Advantages of Duodenal Switch Weight Loss Surgery
The big advantage to the duodenal switch is its effectiveness, especially for patients with a high Body Mass Index (BMI). A literature review conducted by the National Institutes of Health (NIH) and published in 2003 found that patients who underwent biliopancreatic diversion/duodenal switch surgery lost an average of 70.1% of their excess weight afterwards.

Another advantage is that during the surgery the pylorus – the valve that controls when food leaves the stomach and enter the intestines – is not removed, thus allowing food from the stomach to reach the bowel at a natural rate. This reduces the chances of dumping syndrome, caused by food entering the intestines too quickly, which is common with gastric bypass surgery. DS patients may also have fewer stomach ulcers than gastric bypass patients, and as with other weight loss surgery procedures, they show rapid improvement in co-morbidities, such as Type 2 diabetes and high blood pressure. Finally, removing such a large portion of the stomach cuts the amount of grehlin (a hunger-producing hormone secreted by the stomach) in the system, which makes it even easier to eat smaller portions and lose weight rapidly.

Disadvantages of Duodenal Switch Weight Loss Surgery
The primary disadvantage of the duodenal switch is its risk. Due mainly to the large amount of resection (cutting) involved, DS is the riskiest form of weight loss surgery, with a 1.1% rate of fatal complications per 100 DS surgeries performed, according to the NIH. (In comparison, purely restrictive weight loss surgery procedures, like the Lap-Band, have a 0.1% operative mortality rate within 30 days of surgery, and the rate for gastric bypass surgery is 0.5%.)

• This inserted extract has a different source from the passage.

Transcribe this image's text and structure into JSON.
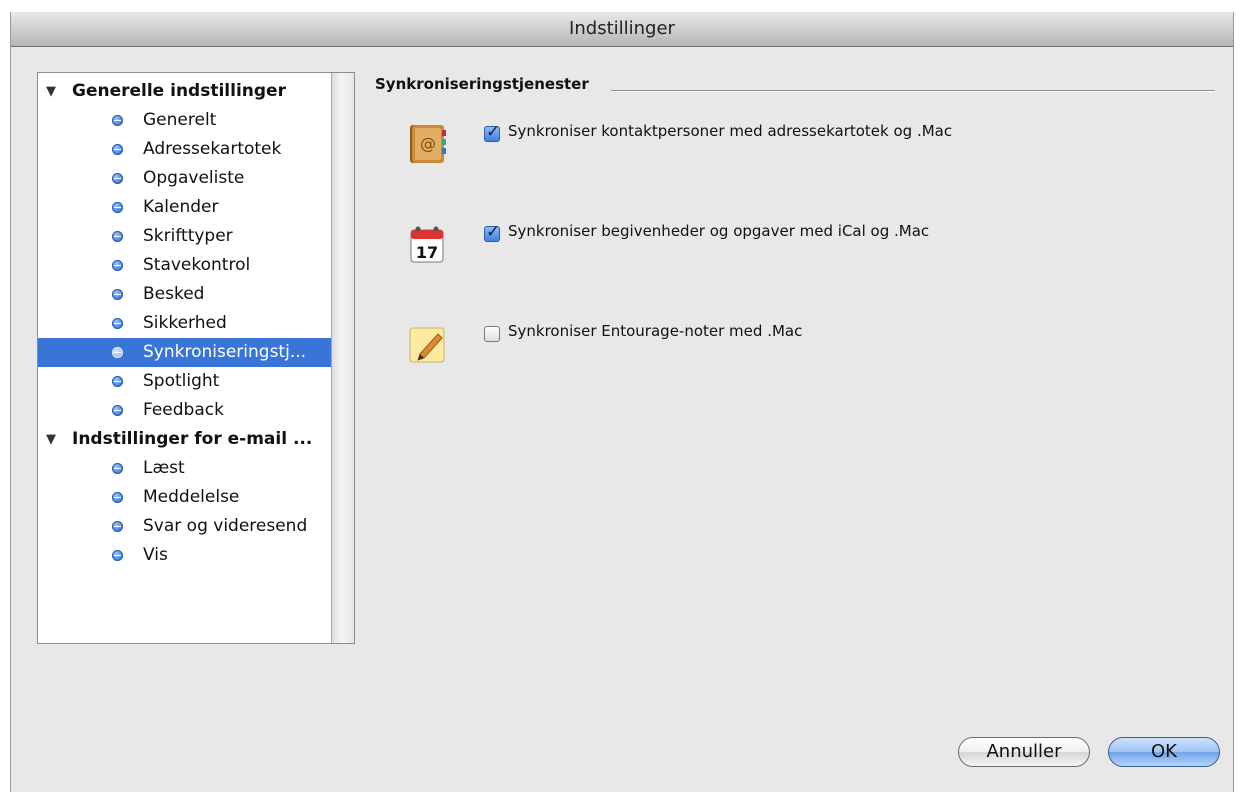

You may also experience frequent bouts of diarrhea, intestinal gas and irritation, as well as food intolerance as your body adapts post-surgery. Other possible side effects include temporary hair loss, and the lifetime risk of protein malnutrition, anemia and bone disease. Post-operative DS patients must constantly monitor their vitamin, mineral, and nutrient levels to prevent the occurrence of serious complications, including premature death. For this reason, it is vital that you faithfully stay in touch with your surgeon if you have the duodenal switch procedure, and that you follow the necessary post-op care regimen for a lifetime.

Duodenal switch weight loss surgery is a major procedure that should be considered carefully. Although any surgery presents certain risks, DS can nevertheless be a lifesaver for the super-obese patient seeking to lose weight and keep it off. Before making any decisions regarding weight loss surgery, you should discuss all options with your doctor.

2 Responses

  1. Barbara

    Hi I had Duodenal Surgery Nov 2005 My Dr I had in Indiana doesnt see you after 5 years. I need to find a Dr near North Fort myers Florida That understands this surgery. I have to have blood work done every year. Malabsortion. I have Medicare and supplement Insurance.

  2. Shirley

    Barbara, could you tell me how you are doing? Any problems,would you do it again? Have you kepted the weight off?

    I am considering doing the ds surgery.